Cédric Sire maîtrise tous les codes du thriller. « La saignée » est un page turner où les choses vont vite et où la psychologie des personnages est distillée avec grand soin : leurs secrets sont bien gardés. Le lecteur se pose mille questions et tourne les pages pour en connaître les réponses. Il est ferré. Il ne sera libéré qu’à la fin du roman où les masques tombent. Là aussi, les protagonistes qui avaient finalement gagné vos faveurs se révèlent enfin, et ne sont pas forcément ceux sur lesquels vous aviez misés. J’ai beaucoup aimé ce compte à rebours permanent qui apporte du rythme, véritable pulsation cardiaque du récit, agrémenté par de franches scènes de combat, très visuelles, décrites avec suffisamment de force pour qu’elles se déroulent littéralement sous vos yeux. Enfin, l’auteur vous envoie sur de fausses pistes que vous n’avez pas anticipées, des retournements de situation propres à ce genre littéraire. Les flashbacks qu’il utilise à dessein pour aider son lecteur à comprendre le personnage d’Estel sont à propos : nébuleux au début, ils deviennent de plus en plus intelligibles pour permettre d’appréhender sa personnalité et de comprendre comment elle en est arrivée là dans sa vie. Estel pour qui « La société est un dépotoir où tout le monde ne cherche qu’à vous baiser, à vous humilier, ou, au mieux, à se servir de vous. » est dans une spirale de destruction sans que l’on sache vraiment pourquoi. « La seule personne que vous aimez faire souffrir, c’est vous, insista la psy. C’est à vous que vous infligez une punition permanente. »
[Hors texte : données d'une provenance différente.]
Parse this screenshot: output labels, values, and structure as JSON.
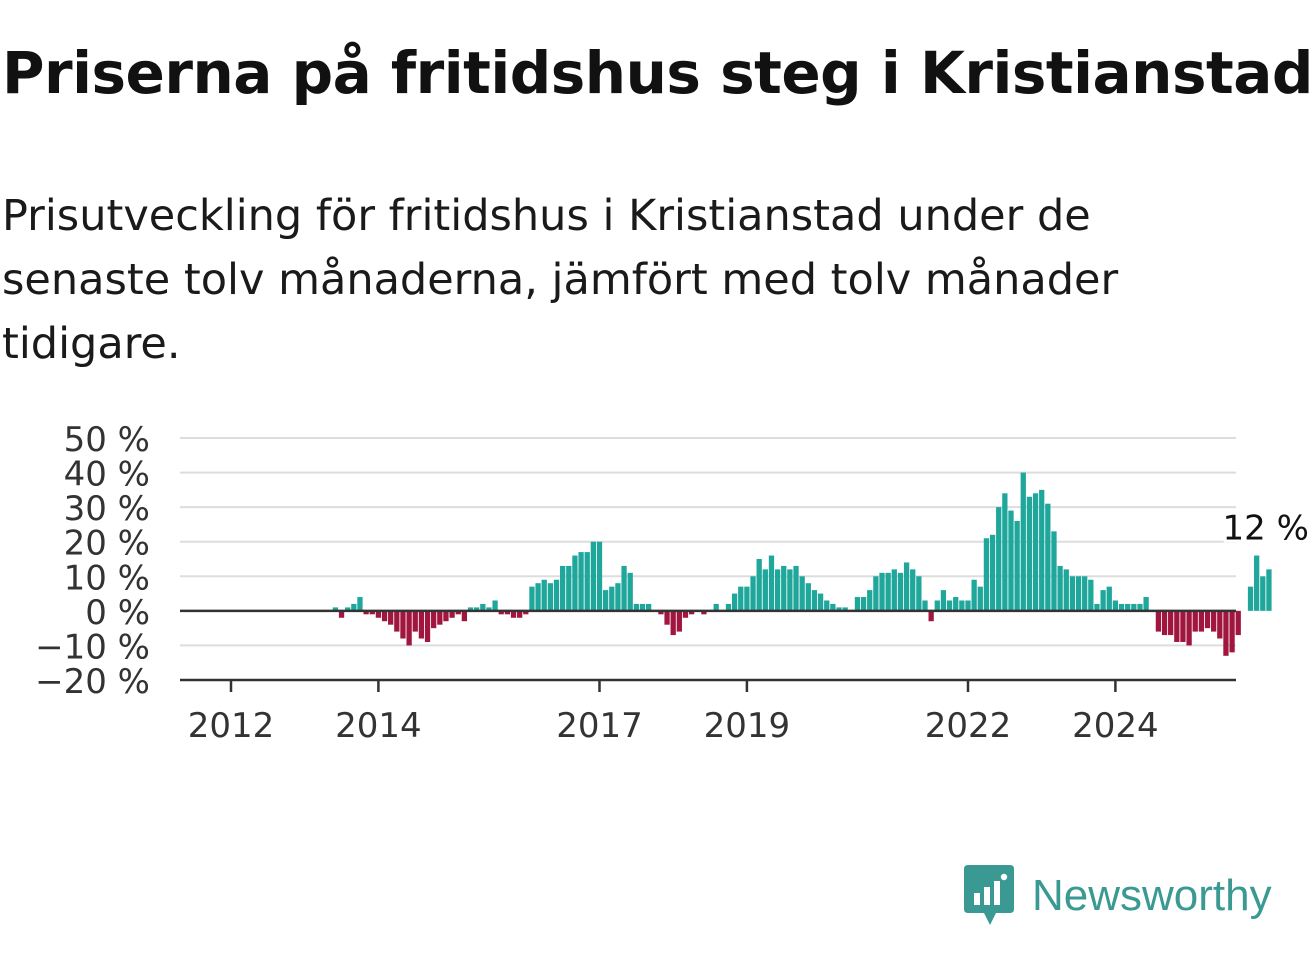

Si le roman étrille les hommes (ils sont tous de gros pervers sadiques sans aucune morale), il est plus pusillanime avec le sexe féminin. Dans chaque tête de chapitre, vous trouverez le mot femme : la femme en feu, la femme en cendres, les femmes qui passent, la femme sur la photo, les femmes du passé et du présent, la femme dans la pièce, la femme à rebours, la femme enragée. Mais, ne vous y fiez pas trop, car là encore, les cartes sont brouillées. L’intrigue ne se base pas sur une affaire de sexe, mais sur les relations que chacun entretient avec le sexe opposé, qui parfois déteint sur la personnalité ou provoque le rejet. Je regrette de ne pas pouvoir vous parler d’un personnage bien spécifique parce qu’il n’est pas mentionné dans la 4e de couverture. En l’introduisant de cette manière dans l’histoire, Cédric Sire apporte à son récit une dimension supplémentaire que j’ai trouvée passionnante. 

En résumé, « La saignée » n’est pas un thriller pour les fillettes. Le dark web ne regorge pas d’enfants de chœur. Certaines scènes sont trash, ultra-violentes parce que parfaitement décrites. Amateurs de sensations fortes, vous allez être servis, ce roman risque fort de hanter quelques-unes de vos nuits. «Est-ce que tu aimes?»

Merci aux éditions Fayard de leur confiance.